I've never been a huge fan of of the genre, but Bruce Lee was always an interesting figure to me. I'm also a huge fan of behind the scenes stories, so I was interested to see what kinds of stories would be told here.
The first few chapters or so delve deep into Benn's days working with of the masters of the Kung Fu genre. You really feel the admiration he had for Lee as he paints a vivid picture of a man who, for all his physical skill, had no idea just how powerful he really was. Through his observations of Lee and his experiences in the years after Enter the Dragon, you see just how large Lee's impact was to people of multiple generations and cultures.
The other parts of the book give you an unflinching portrait of an ambitious man who is deeply appreciative of the varied experiences he's had, as well as the fans who continue to meet him through repeated airings of his films.
I think the strength in the book is the fact Benn is so honest in it. He makes no apologies for being a ladies' man, for one. He's also very candid about his own business failings, as well as his successes. While some things in the book come down to bad luck, he also recognizes and acknowledges when his own choices led to a business failure or other issue, something that does not always happen when an actor or other personality writes their autobiography.

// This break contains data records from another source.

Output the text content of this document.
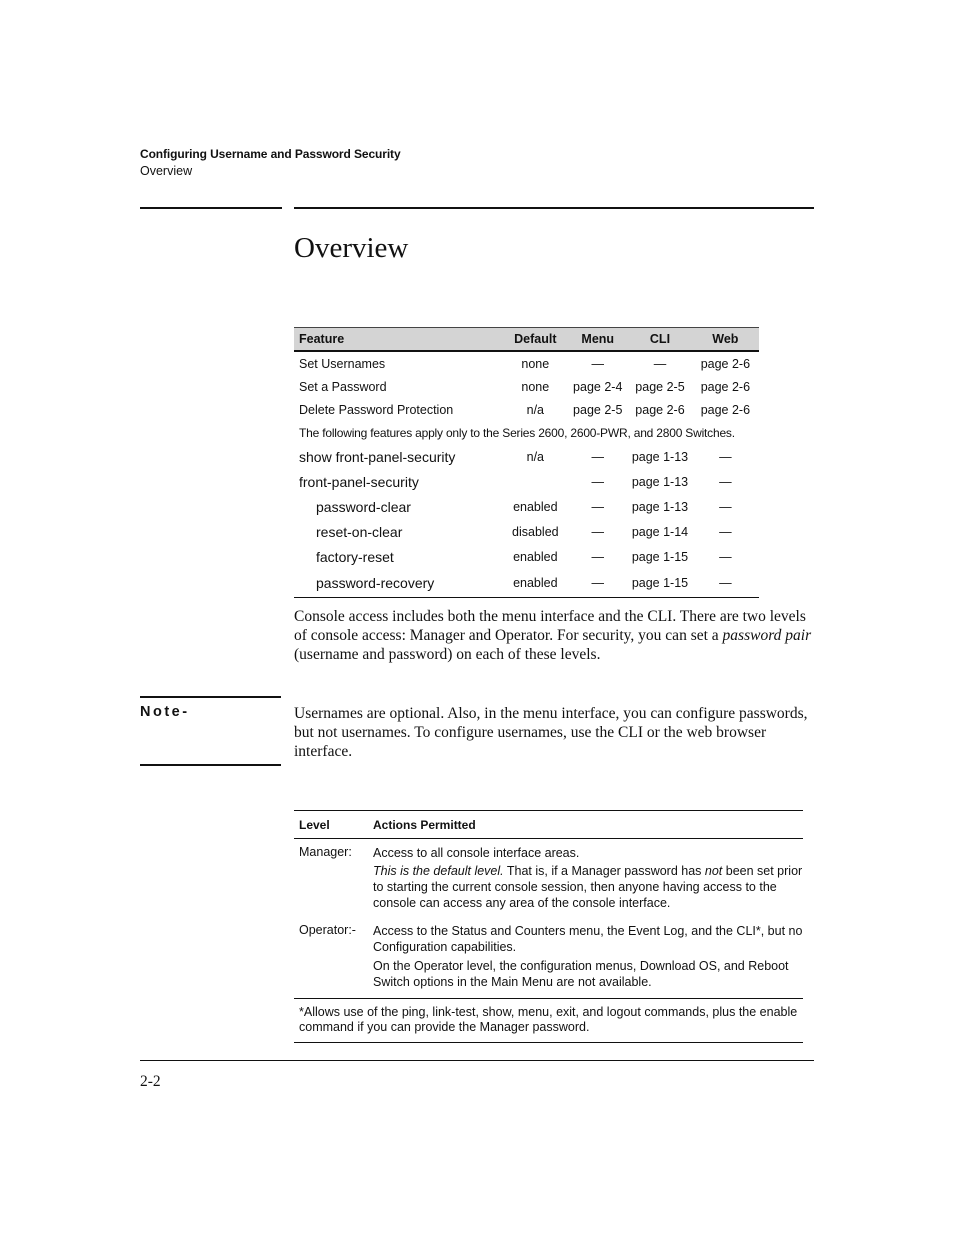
Configuring Username and Password Security
Overview
Overview
Feature	Default	Menu	CLI	Web
Set Usernames	none	—	—	page 2-6
Set a Password	none	page 2-4	page 2-5	page 2-6
Delete Password Protection	n/a	page 2-5	page 2-6	page 2-6
The following features apply only to the Series 2600, 2600-PWR, and 2800 Switches.				
show front-panel-security	n/a	—	page 1-13	—
front-panel-security		—	page 1-13	—
password-clear	enabled	—	page 1-13	—
reset-on-clear	disabled	—	page 1-14	—
factory-reset	enabled	—	page 1-15	—
password-recovery	enabled	—	page 1-15	—
Console access includes both the menu interface and the CLI. There are two levels of console access: Manager and Operator. For security, you can set a password pair (username and password) on each of these levels.
Note-	Usernames are optional. Also, in the menu interface, you can configure passwords, but not usernames. To configure usernames, use the CLI or the web browser interface.
Level	Actions Permitted
Manager: Access to all console interface areas.
This is the default level. That is, if a Manager password has not been set prior to starting the current console session, then anyone having access to the console can access any area of the console interface.
Operator:- Access to the Status and Counters menu, the Event Log, and the CLI*, but no Configuration capabilities.
On the Operator level, the configuration menus, Download OS, and Reboot Switch options in the Main Menu are not available.
*Allows use of the ping, link-test, show, menu, exit, and logout commands, plus the enable command if you can provide the Manager password.
2-2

Another great, and sometimes depressing, aspect of the book is how he details the changes in the world. Through Benn's eyes, you see one country degrade into a dangerous area, while another go from being cheap places to live to excessively expensive. He gives the reader a clear image of these varied places not only through words, but the pictures included.
If you're a biography geek like me, or just love old Hollywood, you will most likely enjoy this book.